Wir, sechs junge Portugiesen und Tausende ältere Schweizer Frauen, bleiben in unserem Streben nach einer sicheren Zukunft vereint und hoffen, dass Sie sich uns bei diesem Unterfangen anschließen können. Wie es auf Portugiesisch heißt: a uniao faz a força — Stärke liegt in der Einheit.

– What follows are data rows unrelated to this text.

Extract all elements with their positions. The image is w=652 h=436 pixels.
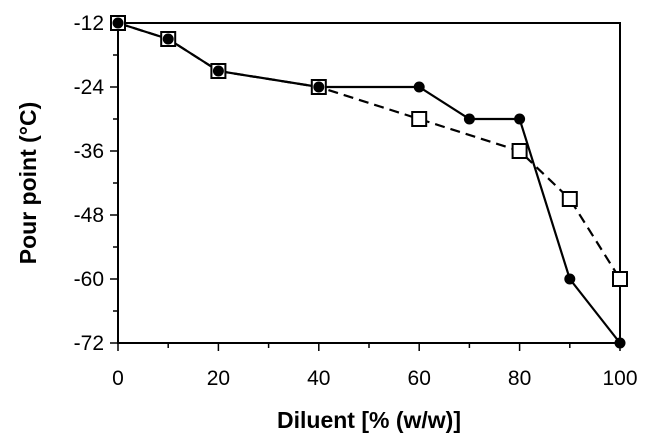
- filled-circle-marker: [564, 273, 576, 285]
- filled-circle-marker: [212, 65, 224, 77]
- filled-circle-marker: [413, 81, 425, 93]
- plot-frame: [117, 22, 621, 344]
- x-tick-label: 60: [408, 367, 431, 390]
- y-axis-title: Pour point (°C): [15, 102, 41, 265]
- y-tick-label: -72: [74, 332, 104, 355]
- filled-circle-marker: [514, 113, 526, 125]
- x-axis-title: Diluent [% (w/w)]: [277, 407, 461, 433]
- filled-circle-marker: [162, 33, 174, 45]
- dashed-series-line: [117, 21, 621, 280]
- y-tick-label: -36: [74, 140, 104, 163]
- y-tick-label: -12: [74, 12, 104, 35]
- filled-circle-marker: [614, 337, 626, 349]
- x-tick-label: 100: [602, 367, 637, 390]
- x-tick-label: 20: [207, 367, 230, 390]
- open-square-marker: [511, 143, 528, 159]
- axes-layer: 0 20 40 60 80 100 -12 -24 -36 -48 -60 -72: [74, 12, 638, 390]
- filled-circle-marker: [463, 113, 475, 125]
- x-tick-label: 0: [112, 367, 124, 390]
- y-tick-label: -48: [74, 204, 104, 227]
- y-tick-label: -24: [74, 76, 105, 99]
- x-tick-label: 80: [508, 367, 531, 390]
- filled-circle-marker: [112, 17, 124, 29]
- open-square-marker: [612, 271, 628, 287]
- open-square-marker: [411, 111, 428, 127]
- y-tick-label: -60: [74, 268, 104, 291]
- open-square-marker: [561, 191, 578, 207]
- solid-series-line: [117, 21, 621, 344]
- x-tick-label: 40: [307, 367, 330, 390]
- filled-circle-marker: [313, 81, 325, 93]
- series-layer: [110, 15, 628, 349]
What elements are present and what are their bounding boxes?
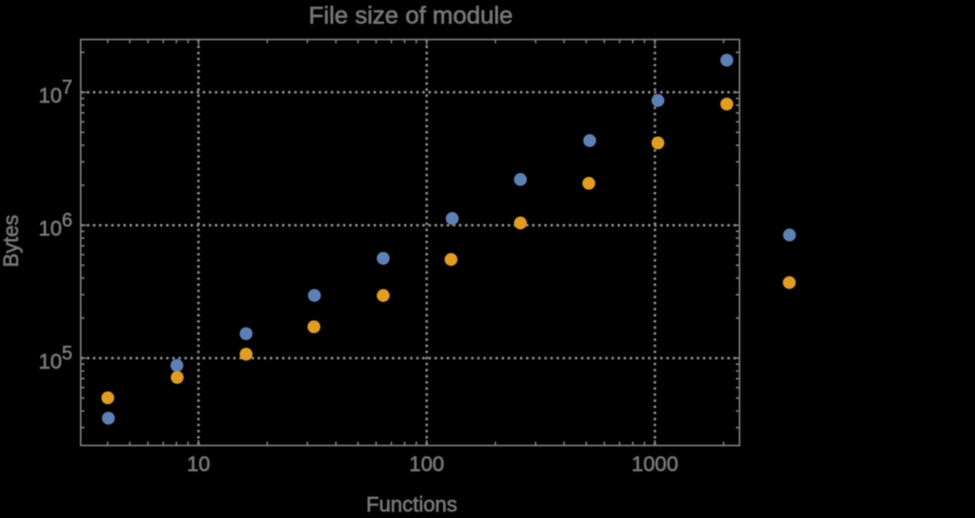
svg-text:Functions: Functions [366, 494, 457, 513]
svg-text:100: 100 [409, 453, 444, 476]
svg-text:File size of module: File size of module [309, 3, 513, 30]
svg-text:10: 10 [187, 453, 210, 476]
svg-text:1000: 1000 [632, 453, 679, 476]
svg-text:Bytes: Bytes [0, 215, 23, 268]
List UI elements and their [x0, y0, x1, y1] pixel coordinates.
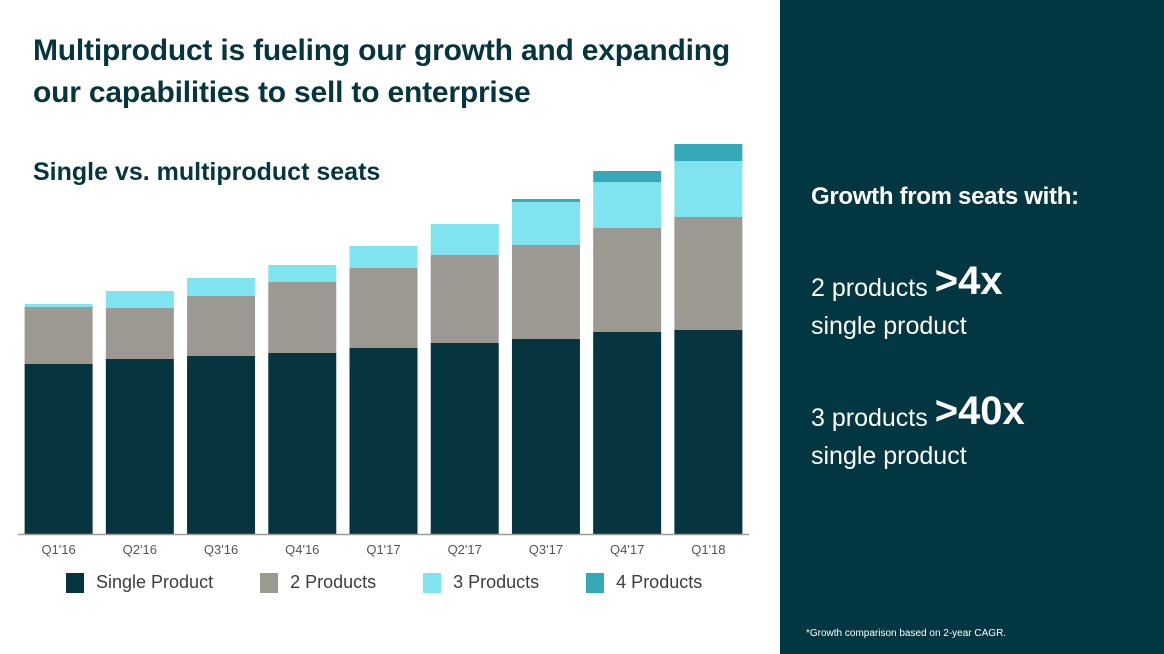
- x-tick-label: Q1'17: [366, 542, 400, 557]
- bar-segment-2-products-Q416: [268, 282, 337, 353]
- x-tick-label: Q3'17: [529, 542, 563, 557]
- bar-segment-4-products-Q317: [511, 199, 580, 202]
- x-tick-label: Q3'16: [204, 542, 238, 557]
- legend-swatch-single: [66, 572, 84, 593]
- stat-prefix: 3 products: [811, 404, 928, 432]
- legend-item-two: 2 Products: [260, 572, 376, 593]
- bar-segment-3-products-Q117: [349, 246, 418, 268]
- bar-segment-2-products-Q316: [187, 296, 256, 356]
- bar-segment-single-product-Q217: [430, 343, 499, 534]
- x-tick-label: Q4'16: [285, 542, 319, 557]
- bar-segment-3-products-Q416: [268, 265, 337, 282]
- stat-suffix: single product: [811, 442, 967, 470]
- bar-segment-2-products-Q118: [674, 217, 743, 330]
- bar-segment-single-product-Q117: [349, 348, 418, 534]
- stat-value: >40x: [934, 389, 1025, 433]
- bar-segment-single-product-Q116: [24, 364, 93, 534]
- legend-item-single: Single Product: [66, 572, 213, 593]
- bar-segment-3-products-Q116: [24, 304, 93, 307]
- x-tick-label: Q2'17: [448, 542, 482, 557]
- bar-segment-4-products-Q417: [593, 171, 662, 182]
- bar-segment-4-products-Q118: [674, 144, 743, 161]
- legend-label: 3 Products: [453, 572, 540, 592]
- bar-segment-3-products-Q316: [187, 278, 256, 296]
- bar-segment-3-products-Q118: [674, 161, 743, 217]
- bar-segment-2-products-Q217: [430, 255, 499, 343]
- stat-prefix: 2 products: [811, 274, 928, 302]
- legend-swatch-four: [586, 572, 605, 593]
- x-tick-label: Q4'17: [610, 542, 644, 557]
- bar-segment-2-products-Q317: [511, 245, 580, 339]
- bar-segment-single-product-Q118: [674, 330, 743, 534]
- legend-item-four: 4 Products: [586, 572, 702, 593]
- slide-title: Multiproduct is fueling our growth and e…: [33, 34, 731, 109]
- stat-three-products: 3 products >40x single product: [811, 389, 1025, 475]
- x-tick-label: Q1'16: [41, 542, 75, 557]
- footnote: *Growth comparison based on 2-year CAGR.: [806, 628, 1007, 639]
- bar-segment-2-products-Q216: [105, 308, 174, 359]
- legend-label: Single Product: [96, 572, 214, 592]
- bar-segment-2-products-Q116: [24, 307, 93, 364]
- chart-subtitle: Single vs. multiproduct seats: [33, 158, 381, 186]
- x-tick-label: Q1'18: [691, 542, 725, 557]
- stat-value: >4x: [934, 259, 1003, 303]
- bar-segment-3-products-Q216: [105, 291, 174, 308]
- legend-swatch-two: [260, 572, 279, 593]
- bar-segment-single-product-Q216: [105, 359, 174, 534]
- x-tick-label: Q2'16: [123, 542, 157, 557]
- bar-segment-3-products-Q317: [511, 202, 580, 245]
- chart-legend: Single Product 2 Products 3 Products 4 P…: [66, 572, 749, 593]
- legend-item-three: 3 Products: [423, 572, 539, 593]
- bar-segment-2-products-Q117: [349, 268, 418, 348]
- bar-segment-3-products-Q417: [593, 182, 662, 228]
- bar-segment-single-product-Q417: [593, 332, 662, 534]
- stat-two-products: 2 products >4x single product: [811, 259, 1003, 345]
- bar-segment-single-product-Q317: [511, 339, 580, 534]
- stacked-bar-chart: Q1'16 Q2'16 Q3'16 Q4'16 Q1'17 Q2'17 Q3'17 Q4'17…: [18, 144, 749, 557]
- panel-heading: Growth from seats with:: [811, 183, 1079, 210]
- growth-panel: Growth from seats with: 2 products >4x s…: [780, 0, 1164, 654]
- bar-segment-single-product-Q416: [268, 353, 337, 534]
- bar-segment-3-products-Q217: [430, 224, 499, 255]
- legend-label: 4 Products: [616, 572, 703, 592]
- legend-label: 2 Products: [290, 572, 377, 592]
- bar-segment-2-products-Q417: [593, 228, 662, 332]
- legend-swatch-three: [423, 572, 442, 593]
- bar-segment-single-product-Q316: [187, 356, 256, 534]
- stat-suffix: single product: [811, 312, 967, 340]
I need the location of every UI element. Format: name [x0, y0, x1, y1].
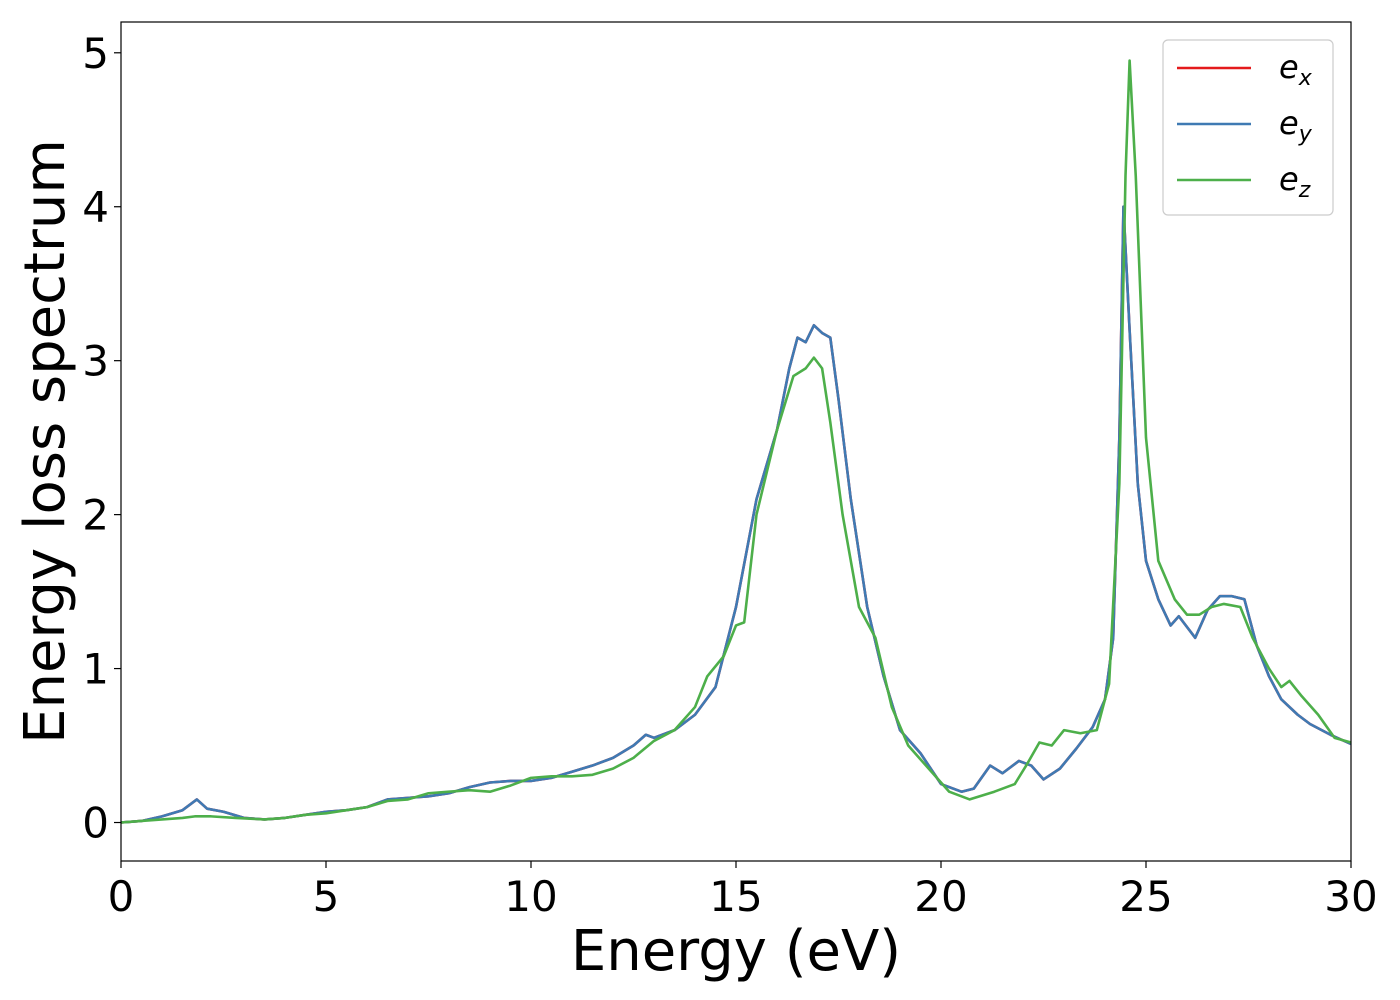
legend-label-subscript: z	[1298, 178, 1311, 203]
x-tick-label: 5	[313, 872, 340, 921]
y-tick-label: 0	[82, 799, 109, 848]
y-tick-label: 4	[82, 183, 109, 232]
y-tick-label: 5	[82, 29, 109, 78]
legend-box	[1162, 39, 1334, 216]
y-axis-title: Energy loss spectrum	[13, 139, 78, 744]
y-tick-label: 2	[82, 491, 109, 540]
x-tick-label: 20	[914, 872, 967, 921]
x-tick-label: 30	[1324, 872, 1377, 921]
x-tick-label: 0	[108, 872, 135, 921]
x-axis-ticks: 0 5 10 15 20 25 30	[108, 861, 1378, 921]
y-tick-label: 3	[82, 337, 109, 386]
legend-label-subscript: y	[1298, 122, 1313, 147]
x-tick-label: 25	[1119, 872, 1172, 921]
x-tick-label: 15	[709, 872, 762, 921]
legend-label-subscript: x	[1298, 66, 1313, 91]
y-tick-label: 1	[82, 645, 109, 694]
series-layer	[120, 59, 1352, 824]
series-line-z	[120, 59, 1352, 824]
x-axis-title: Energy (eV)	[571, 919, 901, 984]
y-axis-ticks: 0 1 2 3 4 5	[82, 29, 121, 848]
x-tick-label: 10	[504, 872, 557, 921]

Claudia Duarte Agostinho ist eine der sechs portugiesischen Jugendlichen, die 2020 beim Europäischen Gerichtshof für Menschenrechte Klimaklagen gegen 32 Länder eingereicht haben. Derzeit arbeitet sie als Krankenschwester in einem örtlichen Krankenhaus in Leiria. Dr. Elisabeth Stern ist eine der über 2.600 Mitglieder der Schweizer Seniorinnen für Klimaschutz, der Organisation, die 2020 die Klimaklage gegen die Schweiz beim Europäischen Gerichtshof für Menschenrechte eingereicht hat. Sie ist eine Ethnologin im Ruhestand, lehrte Ethnologie an der Universität Zürich, arbeitete als wissenschaftliche Mitarbeiterin an der Universität Simbabwe in Harare und war Dozentin für interkulturelle Managementkompetenz an der Universität St. Gallen.